Origin: Montreal, QC
Style: Black Metal
Recommended for fans of: Gorgoroth, Bathory, Burzum, Rudra
All I know for sure about the Montreal-based group Akitsa is that they are officially categorized as 'black metal', putting them in the same genre as the infamous Scandinavian noise merchants Gorgoroth, Bathory and Burzum that more or less defined the idiom. Other than that, all I could really ascertain about these guys is that they were founded in 1999 and are still apparently active (but with no locatable website), they have two permanent members (OT and Néant) who play 'all instruments', and that they 'sing' in French. C'est tout! The one interview I could find with the band, by some Finnish guy back in 2001, raises more questions than it answers. Anyone know more about these guys? I'm intrigued.

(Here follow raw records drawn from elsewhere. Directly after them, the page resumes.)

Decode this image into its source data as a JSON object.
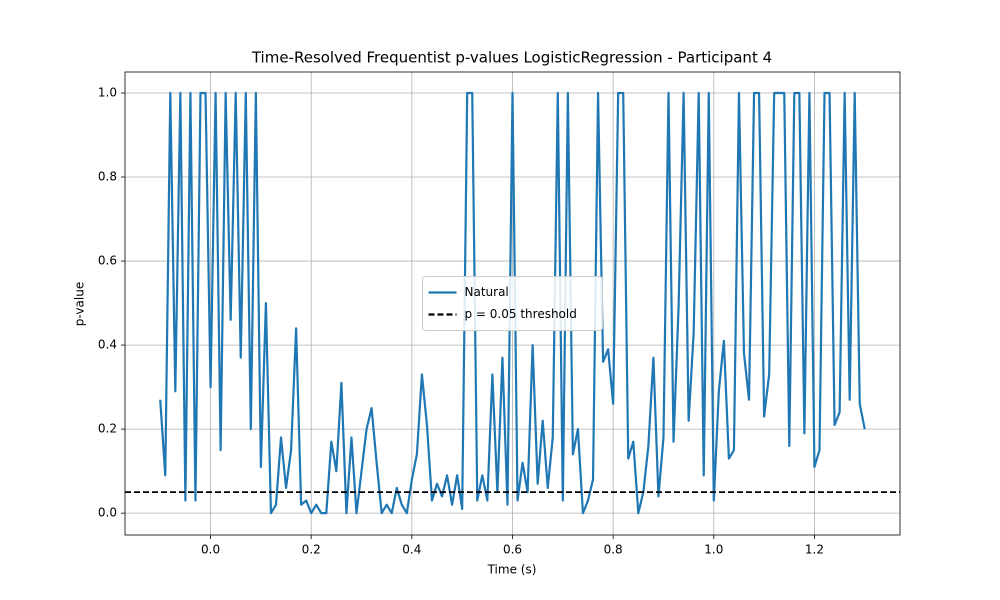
{
  "chart_data": {
    "type": "line",
    "title": "Time-Resolved Frequentist p-values LogisticRegression - Participant 4",
    "x_label": "Time (s)",
    "y_label": "p-value",
    "x": [
      -0.1,
      -0.09,
      -0.08,
      -0.07,
      -0.06,
      -0.05,
      -0.04,
      -0.03,
      -0.02,
      -0.01,
      0,
      0.01,
      0.02,
      0.03,
      0.04,
      0.05,
      0.06,
      0.07,
      0.08,
      0.09,
      0.1,
      0.11,
      0.12,
      0.13,
      0.14,
      0.15,
      0.16,
      0.17,
      0.18,
      0.19,
      0.2,
      0.21,
      0.22,
      0.23,
      0.24,
      0.25,
      0.26,
      0.27,
      0.28,
      0.29,
      0.3,
      0.31,
      0.32,
      0.33,
      0.34,
      0.35,
      0.36,
      0.37,
      0.38,
      0.39,
      0.4,
      0.41,
      0.42,
      0.43,
      0.44,
      0.45,
      0.46,
      0.47,
      0.48,
      0.49,
      0.5,
      0.51,
      0.52,
      0.53,
      0.54,
      0.55,
      0.56,
      0.57,
      0.58,
      0.59,
      0.6,
      0.61,
      0.62,
      0.63,
      0.64,
      0.65,
      0.66,
      0.67,
      0.68,
      0.69,
      0.7,
      0.71,
      0.72,
      0.73,
      0.74,
      0.75,
      0.76,
      0.77,
      0.78,
      0.79,
      0.8,
      0.81,
      0.82,
      0.83,
      0.84,
      0.85,
      0.86,
      0.87,
      0.88,
      0.89,
      0.9,
      0.91,
      0.92,
      0.93,
      0.94,
      0.95,
      0.96,
      0.97,
      0.98,
      0.99,
      1,
      1.01,
      1.02,
      1.03,
      1.04,
      1.05,
      1.06,
      1.07,
      1.08,
      1.09,
      1.1,
      1.11,
      1.12,
      1.13,
      1.14,
      1.15,
      1.16,
      1.17,
      1.18,
      1.19,
      1.2,
      1.21,
      1.22,
      1.23,
      1.24,
      1.25,
      1.26,
      1.27,
      1.28,
      1.29,
      1.3
    ],
    "series": [
      {
        "name": "Natural",
        "color": "#1f77b4",
        "values": [
          0.27,
          0.09,
          1.0,
          0.29,
          1.0,
          0.03,
          1.0,
          0.03,
          1.0,
          1.0,
          0.3,
          1.0,
          0.15,
          1.0,
          0.46,
          1.0,
          0.37,
          1.0,
          0.2,
          1.0,
          0.11,
          0.5,
          0.0,
          0.02,
          0.18,
          0.06,
          0.15,
          0.44,
          0.02,
          0.03,
          0.0,
          0.02,
          0.0,
          0.0,
          0.17,
          0.1,
          0.31,
          0.0,
          0.18,
          0.0,
          0.1,
          0.2,
          0.25,
          0.12,
          0.0,
          0.02,
          0.0,
          0.06,
          0.02,
          0.0,
          0.08,
          0.14,
          0.33,
          0.21,
          0.03,
          0.07,
          0.04,
          0.09,
          0.02,
          0.09,
          0.01,
          1.0,
          1.0,
          0.03,
          0.09,
          0.03,
          0.33,
          0.05,
          0.37,
          0.02,
          1.0,
          0.03,
          0.12,
          0.05,
          0.4,
          0.07,
          0.22,
          0.06,
          0.18,
          1.0,
          0.03,
          1.0,
          0.14,
          0.2,
          0.0,
          0.03,
          0.08,
          1.0,
          0.36,
          0.39,
          0.26,
          1.0,
          1.0,
          0.13,
          0.17,
          0.0,
          0.05,
          0.16,
          0.37,
          0.04,
          0.18,
          1.0,
          0.17,
          0.49,
          1.0,
          0.22,
          0.43,
          1.0,
          0.09,
          1.0,
          0.03,
          0.29,
          0.41,
          0.13,
          0.15,
          1.0,
          0.38,
          0.27,
          1.0,
          1.0,
          0.23,
          0.33,
          1.0,
          1.0,
          1.0,
          0.16,
          1.0,
          1.0,
          0.19,
          1.0,
          0.11,
          0.15,
          1.0,
          1.0,
          0.21,
          0.24,
          1.0,
          0.27,
          1.0,
          0.26,
          0.2
        ]
      }
    ],
    "threshold": {
      "name": "p = 0.05 threshold",
      "value": 0.05,
      "color": "#000000",
      "dashed": true
    },
    "xlim": [
      -0.17,
      1.37
    ],
    "xticks": [
      {
        "value": 0,
        "label": "0.0"
      },
      0.2,
      0.4,
      0.6,
      0.8,
      {
        "value": 1,
        "label": "1.0"
      },
      1.2
    ],
    "ylim": [
      -0.052,
      1.05
    ],
    "yticks": [
      {
        "value": 0,
        "label": "0.0"
      },
      0.2,
      0.4,
      0.6,
      0.8,
      {
        "value": 1,
        "label": "1.0"
      }
    ],
    "grid": true,
    "legend": "center"
  }
}
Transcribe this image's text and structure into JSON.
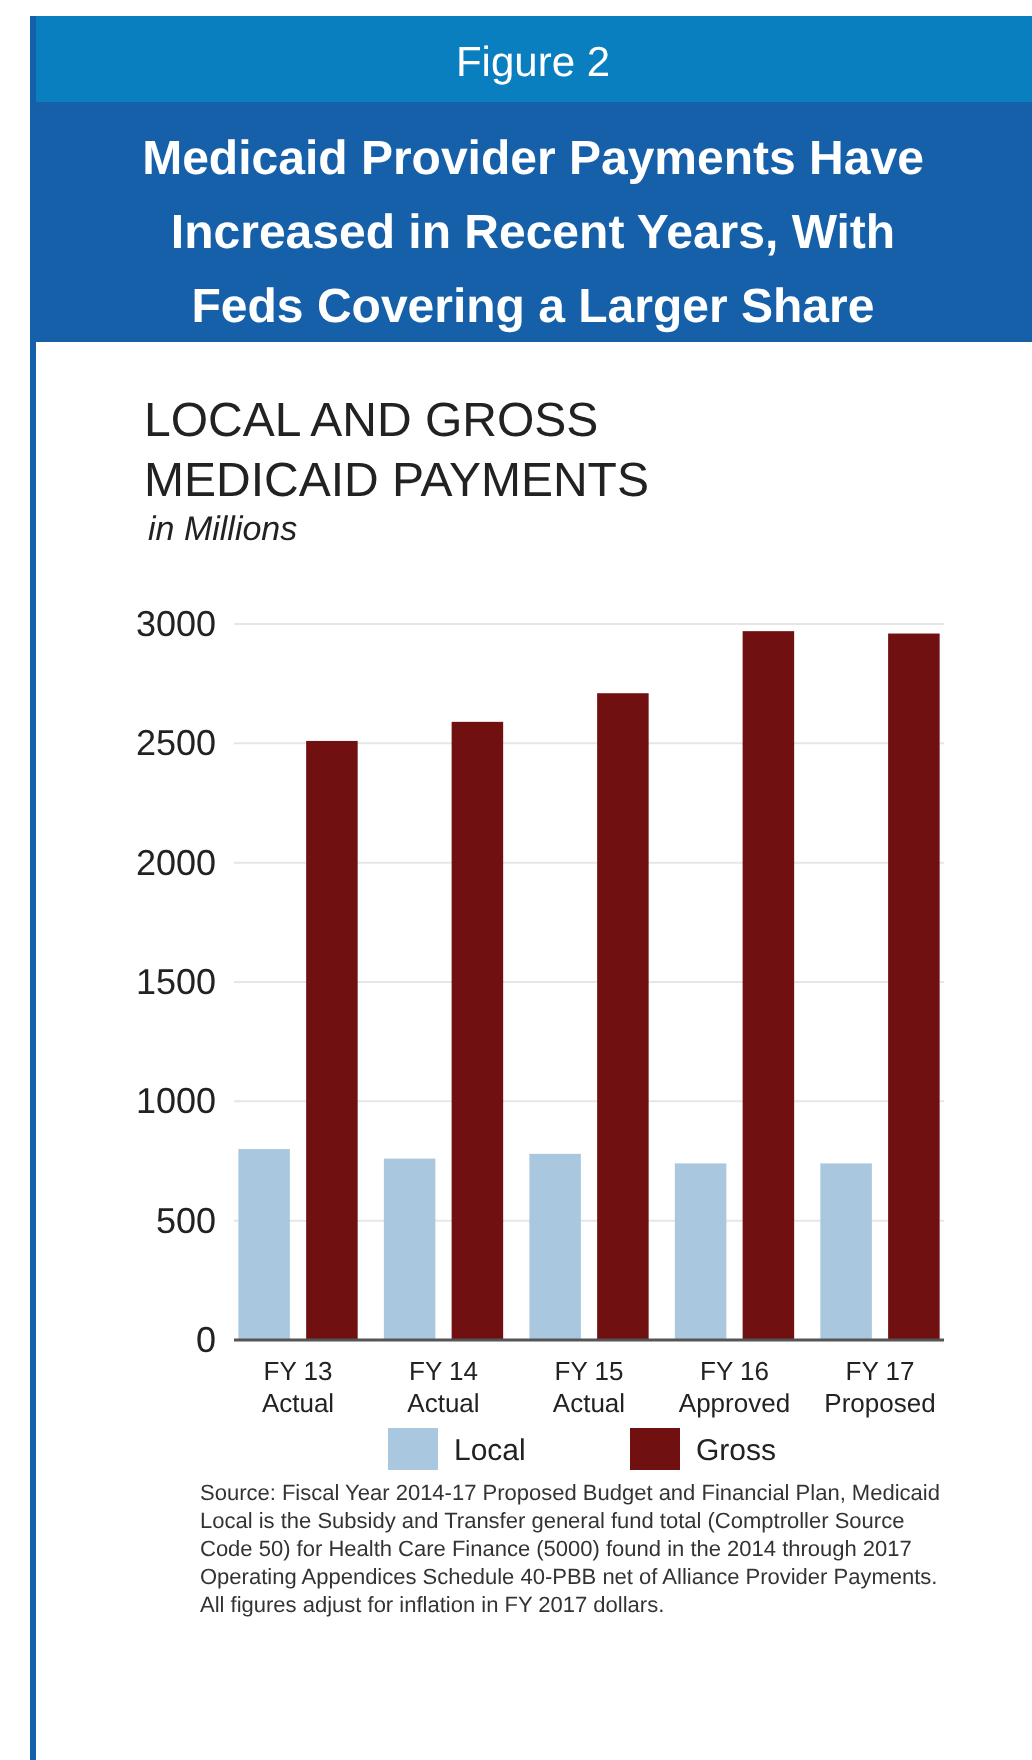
{
  "chart_data": {
    "type": "bar",
    "title": "Medicaid Provider Payments Have Increased in Recent Years, With Feds Covering a Larger Share",
    "subtitle": "LOCAL AND GROSS MEDICAID PAYMENTS",
    "ylabel": "in Millions",
    "annotations": [
      "Figure 2",
      "Source: Fiscal Year 2014-17 Proposed Budget and Financial Plan, Medicaid Local is the Subsidy and Transfer general fund total (Comptroller Source Code 50) for Health Care Finance (5000) found in the 2014 through 2017 Operating Appendices Schedule 40-PBB net of Alliance Provider Payments. All figures adjust for inflation in FY 2017 dollars."
    ],
    "categories": [
      "FY 13\nActual",
      "FY 14\nActual",
      "FY 15\nActual",
      "FY 16\nApproved",
      "FY 17\nProposed"
    ],
    "series": [
      {
        "name": "Local",
        "color": "#a9c8e0",
        "values": [
          800,
          760,
          780,
          740,
          740
        ]
      },
      {
        "name": "Gross",
        "color": "#701010",
        "values": [
          2510,
          2590,
          2710,
          2970,
          2960
        ]
      }
    ],
    "ylim": [
      0,
      3000
    ],
    "yticks": [
      0,
      500,
      1000,
      1500,
      2000,
      2500,
      3000
    ],
    "grid": "y",
    "legend": "bottom"
  }
}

Origin: Abitibi-Témiscamingue, QC
Style: Hip Hop
Recommended for fans of: Rezofficial, Eekwol, Eminem
While Aboriginal artists' impact on Quebec's music scene has generally been limited, the most notable exception in recent decades has been the acclaimed Innu folk rock duo Kashtin, whose trilingual (French, English and Innu) songs gained brief international fame thanks to Robbie Robertson's 1994 album Music for the Native Americans and cameos in the soundtracks for shows like Northern Exposure and Due South and the Bruce McDonald rez drama Dance Me Outside. Currently the province's fastest rising Aboriginal star is young rapper Samuel Tremblay better known by the stage name Samian. A member of the Abitibiwinni First Nation north of Val-d'Or in western Quebec, Samian raps in French and Algonquin and achieved a critical breakthrough in 2010 thanks to an appearance at the Vancouver Winter Olympics. With two albums and concert appearances in Europe and China under his belt, this Franco-Algonquin hip hop star is definitely worth following.